Friday, February 26, 2021

Kathy and Rita

At the beginning of yesterday's call with Kathy, I told her I only had 45 minutes. Now 73, she has trouble with her memory. It's beyond garden-variety forgetfulness that comes with age. During every conversation she will say -- at least once -- that she "recently had a problem" with her brain but "it fixed itself." No, it hasn't. She has never mentioned this to a doctor and won't because she insists she's "fine." She's not.

Kathy is also a long-time friend. I've known her since the mid-1980s. During my bout with covid, she was very thoughtful and supportive. I want to maintain my relationship with her. I just don't want to be angry or depressed when I hang up. Hence, the 45 minute limit.

I told her that I had to log onto Zoom at 4:15. Later in the call, I reminded her, referring to it as "a conference call," just in case she forgot what Zoom is. 

Most of the call was pleasant. We talked about her love of jigsaw puzzles, which has grown during the pandemic. I told her that this past year I've reread some favorite books. She briefly touched on how hard it is for her to read these days -- that she has to reread paragraphs sometimes. Then we started talking about my love of the Cubs, and she said it makes her happy to think of how happy I must be for spring training.

Somehow we got on the subject of my favorite grandmother's jersey. My cousin liked to take Grandma to Wrigley Field for Mother's Day, and she always wore a Cub cap and her #23 Ryne Sandberg jersey for the occasion. She looked adorable, by the way. We buried her with the cap in her hands, and after she'd been gone for a while, my cousin gave me her jersey because I was now our "matriarch of Cub fans." I love wearing that jersey.

I thought -- since Kathy said she enjoyed my Cubbie love -- that she would like that story. She's a grandmother herself, after all.

Somehow it made her edgy. She started to tell me a story that confused me about her sister Kim ("the one with the big mouth") and her brother and their father. I really wasn't following it and whatever she was trying to tell me was upsetting her. AND it was nearly 4:15.

"I'm sorry to do this to you, but I've got to go. It's 4:14. I've got a meeting, remember?"

"Isn't that like you! You end things when it's comfortable for you to end them. Just like you!"

Wow. Now she's lashing out.

"Look," I said evenly, "I told you I had to go at 4:15. I have to go. It's payday tomorrow and every once in a while they expect me to do something to earn it."

"Oh, OK. Goodbye."

I was relieved to end the call but sorry it ended on such a negative note. It left me rattled all evening.

Apparently she was, too, because she sent me a text before she went to bed, apologizing.

Fortunately, I just finished a book about Rita Hayworth. A major movie star in the 1940s and 1950s, she retired from the public eye when she was 53. The glamor girl was appearing in public angry and disheveled. It was assumed that she was an alcoholic.

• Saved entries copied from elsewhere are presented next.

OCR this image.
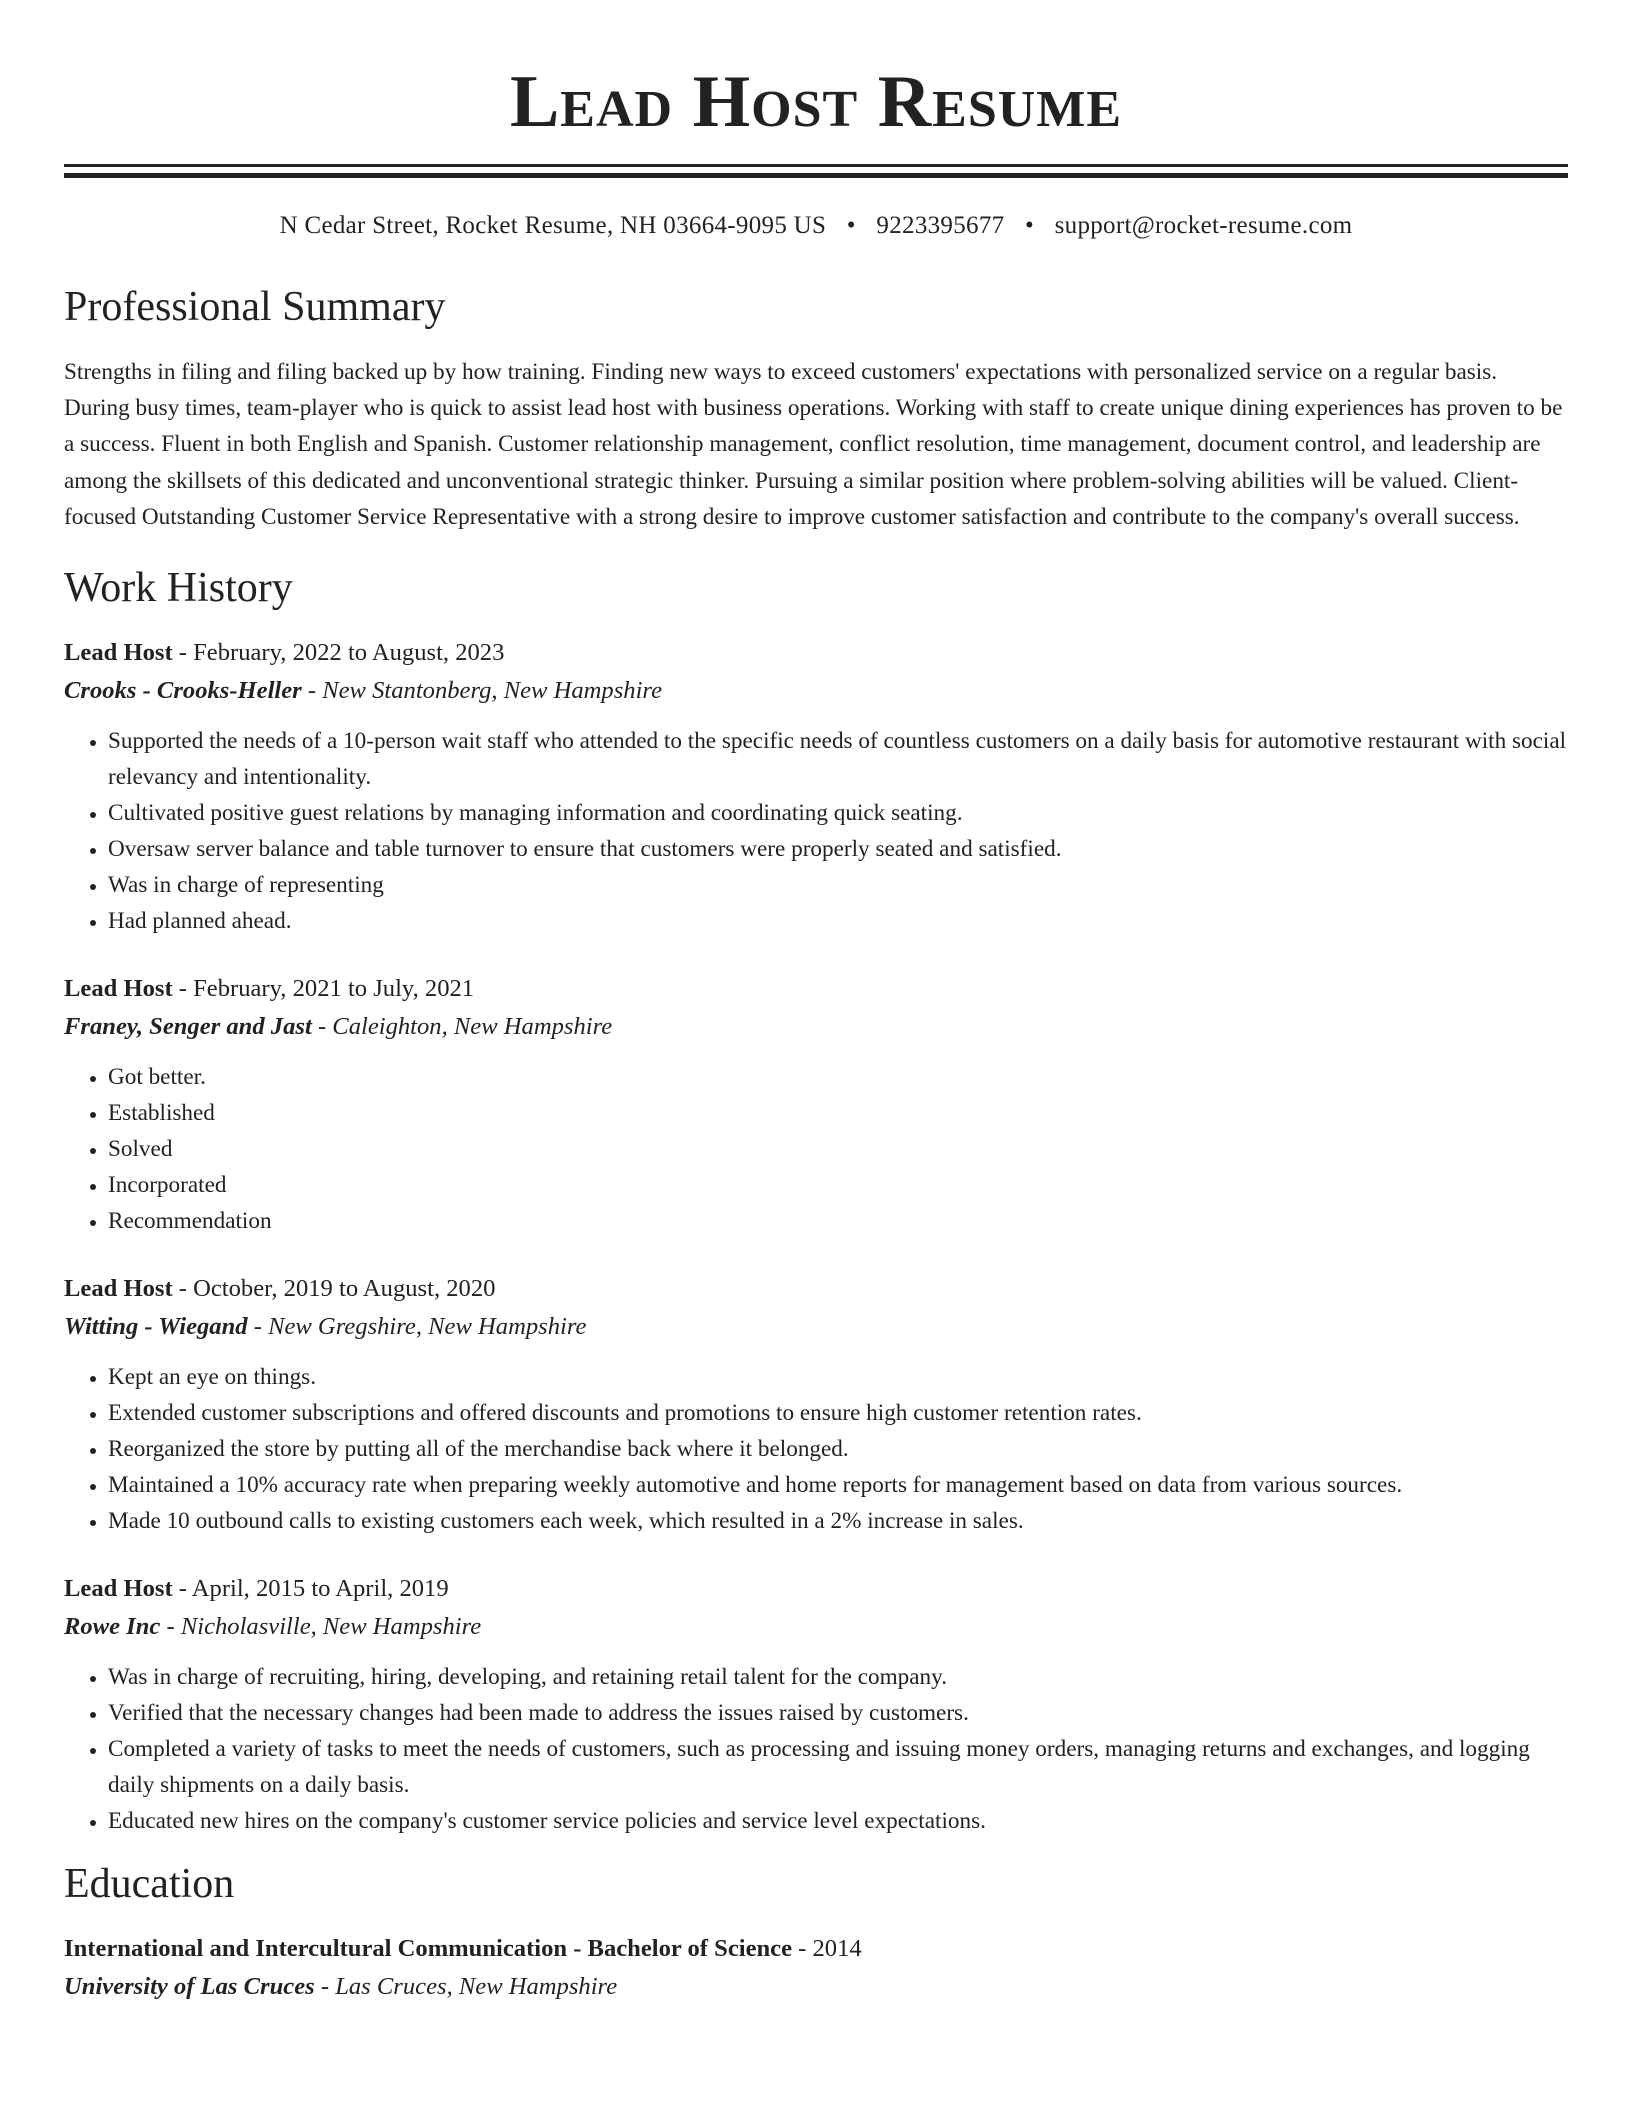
Lead Host Resume
N Cedar Street, Rocket Resume, NH 03664-9095 US • 9223395677 • support@rocket-resume.com
Professional Summary

Strengths in filing and filing backed up by how training. Finding new ways to exceed customers' expectations with personalized service on a regular basis. During busy times, team-player who is quick to assist lead host with business operations. Working with staff to create unique dining experiences has proven to be a success. Fluent in both English and Spanish. Customer relationship management, conflict resolution, time management, document control, and leadership are among the skillsets of this dedicated and unconventional strategic thinker. Pursuing a similar position where problem-solving abilities will be valued. Client-focused Outstanding Customer Service Representative with a strong desire to improve customer satisfaction and contribute to the company's overall success.

Work History
Lead Host - February, 2022 to August, 2023
Crooks - Crooks-Heller - New Stantonberg, New Hampshire
• Supported the needs of a 10-person wait staff who attended to the specific needs of countless customers on a daily basis for automotive restaurant with social relevancy and intentionality.
• Cultivated positive guest relations by managing information and coordinating quick seating.
• Oversaw server balance and table turnover to ensure that customers were properly seated and satisfied.
• Was in charge of representing
• Had planned ahead.
Lead Host - February, 2021 to July, 2021
Franey, Senger and Jast - Caleighton, New Hampshire
• Got better.
• Established
• Solved
• Incorporated
• Recommendation
Lead Host - October, 2019 to August, 2020
Witting - Wiegand - New Gregshire, New Hampshire
• Kept an eye on things.
• Extended customer subscriptions and offered discounts and promotions to ensure high customer retention rates.
• Reorganized the store by putting all of the merchandise back where it belonged.
• Maintained a 10% accuracy rate when preparing weekly automotive and home reports for management based on data from various sources.
• Made 10 outbound calls to existing customers each week, which resulted in a 2% increase in sales.
Lead Host - April, 2015 to April, 2019
Rowe Inc - Nicholasville, New Hampshire
• Was in charge of recruiting, hiring, developing, and retaining retail talent for the company.
• Verified that the necessary changes had been made to address the issues raised by customers.
• Completed a variety of tasks to meet the needs of customers, such as processing and issuing money orders, managing returns and exchanges, and logging daily shipments on a daily basis.
• Educated new hires on the company's customer service policies and service level expectations.
Education
International and Intercultural Communication - Bachelor of Science - 2014
University of Las Cruces - Las Cruces, New Hampshire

It was early onset Alzheimer's, a disease not well known or understood in the 1970s. Rita's outbursts were born not of booze but of terror and frustration she could not communicate.


So the Love Goddess of WWII and the retired real estate agent in Dekalb have a lot in common: Forgetfulness, confusion and anger at their vulnerability. The book about Rita was unremittingly sad. But I'm glad I read it, for it will remind me to be more compassionate.

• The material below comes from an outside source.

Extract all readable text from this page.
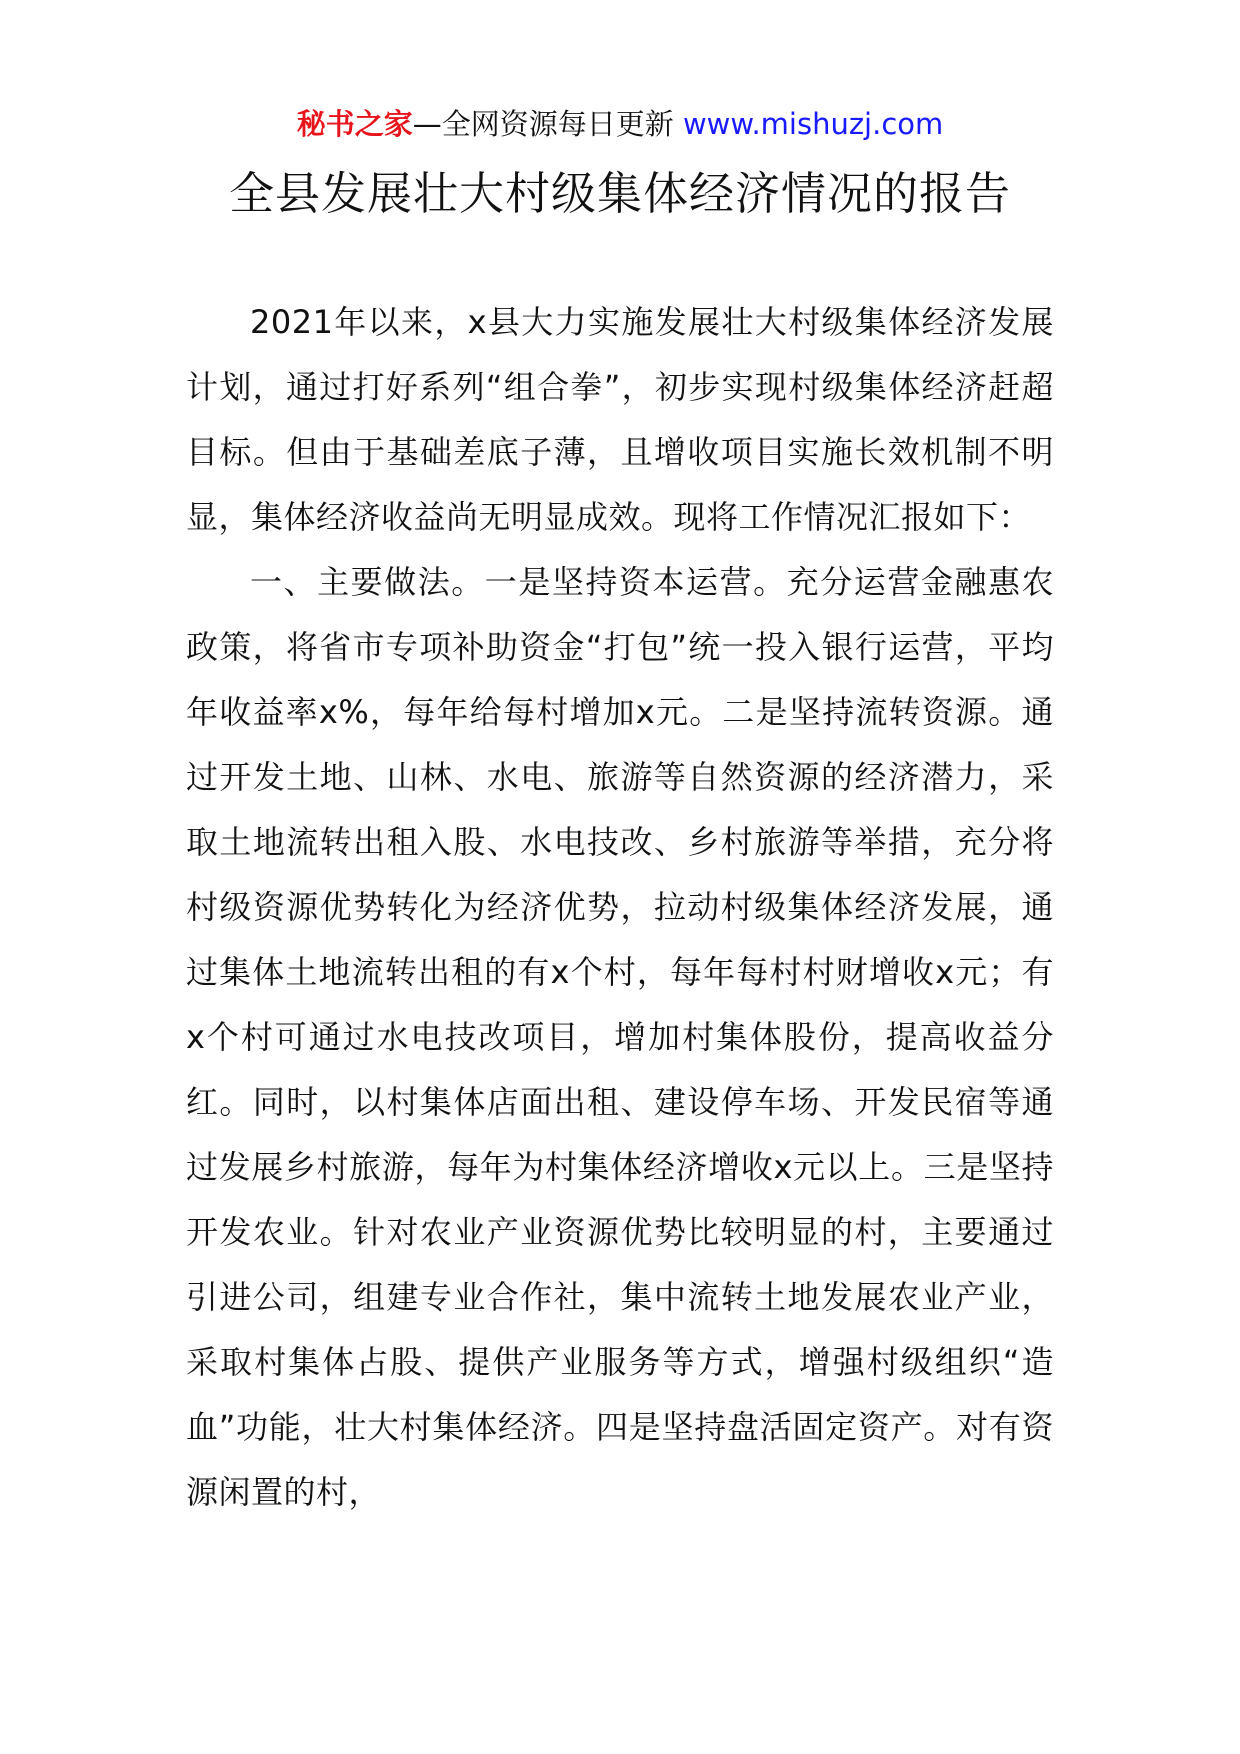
秘书之家—全网资源每日更新 www.mishuzj.com
全县发展壮大村级集体经济情况的报告

2021年以来，x县大力实施发展壮大村级集体经济发展计划，通过打好系列“组合拳”，初步实现村级集体经济赶超目标。但由于基础差底子薄，且增收项目实施长效机制不明显，集体经济收益尚无明显成效。现将工作情况汇报如下：

一、主要做法。一是坚持资本运营。充分运营金融惠农政策，将省市专项补助资金“打包”统一投入银行运营，平均年收益率x%，每年给每村增加x元。二是坚持流转资源。通过开发土地、山林、水电、旅游等自然资源的经济潜力，采取土地流转出租入股、水电技改、乡村旅游等举措，充分将村级资源优势转化为经济优势，拉动村级集体经济发展，通过集体土地流转出租的有x个村，每年每村村财增收x元；有x个村可通过水电技改项目，增加村集体股份，提高收益分红。同时，以村集体店面出租、建设停车场、开发民宿等通过发展乡村旅游，每年为村集体经济增收x元以上。三是坚持开发农业。针对农业产业资源优势比较明显的村，主要通过引进公司，组建专业合作社，集中流转土地发展农业产业，采取村集体占股、提供产业服务等方式，增强村级组织“造血”功能，壮大村集体经济。四是坚持盘活固定资产。对有资源闲置的村，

Just as a biography I read about Johnny Carson, of all people, gave me insights into my Cousin Rose. I'm so grateful when I learn from what I read!

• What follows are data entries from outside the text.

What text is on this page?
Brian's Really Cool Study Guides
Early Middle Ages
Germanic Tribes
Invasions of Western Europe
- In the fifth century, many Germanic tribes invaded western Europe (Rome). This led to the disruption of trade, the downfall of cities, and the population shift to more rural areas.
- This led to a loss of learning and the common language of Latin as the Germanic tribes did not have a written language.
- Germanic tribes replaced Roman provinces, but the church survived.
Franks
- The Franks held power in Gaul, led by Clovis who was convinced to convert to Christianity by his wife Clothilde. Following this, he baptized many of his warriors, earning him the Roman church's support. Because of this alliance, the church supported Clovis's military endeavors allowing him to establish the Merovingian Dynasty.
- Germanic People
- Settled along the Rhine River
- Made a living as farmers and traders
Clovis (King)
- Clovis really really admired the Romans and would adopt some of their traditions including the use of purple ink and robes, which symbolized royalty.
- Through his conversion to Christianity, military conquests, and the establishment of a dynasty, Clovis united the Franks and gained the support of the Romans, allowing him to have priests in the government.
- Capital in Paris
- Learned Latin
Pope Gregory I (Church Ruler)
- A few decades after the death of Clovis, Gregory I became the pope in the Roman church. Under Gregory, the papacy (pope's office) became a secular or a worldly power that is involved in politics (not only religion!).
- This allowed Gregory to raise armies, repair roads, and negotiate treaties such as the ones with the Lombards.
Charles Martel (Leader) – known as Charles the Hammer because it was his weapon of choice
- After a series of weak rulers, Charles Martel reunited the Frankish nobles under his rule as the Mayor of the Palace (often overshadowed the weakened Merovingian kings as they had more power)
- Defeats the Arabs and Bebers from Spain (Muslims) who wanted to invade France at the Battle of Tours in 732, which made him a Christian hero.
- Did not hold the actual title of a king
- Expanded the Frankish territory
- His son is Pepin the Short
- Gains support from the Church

  1. Patience is the name of the game with those suffering from Alzheimers or dementia. They aren't always in the same reality we are. In order to spare them confusion and heartache, we always advise meeting them in their reality. Even if they are putting themselves in danger, we can try to find a way to stop it without a rude shock of reality. You are most likely right in thinking your friend is scared. It can be really sad in the beginning stages when they are still with it enough to know something is wrong. It can break your heart. Praying your friend finds some help before she puts herself in danger (Our neighbor went to the grocery store this week and didn't come home. We live in PA. They found him about 15 hours later at a gas station in Maryland!) Praying for you both.

  2. I agree with Stacy, my mom had Alzheimers and your friend sounds like she did in the early years.

  3. What a poignant post. I hope she gets the help she needs.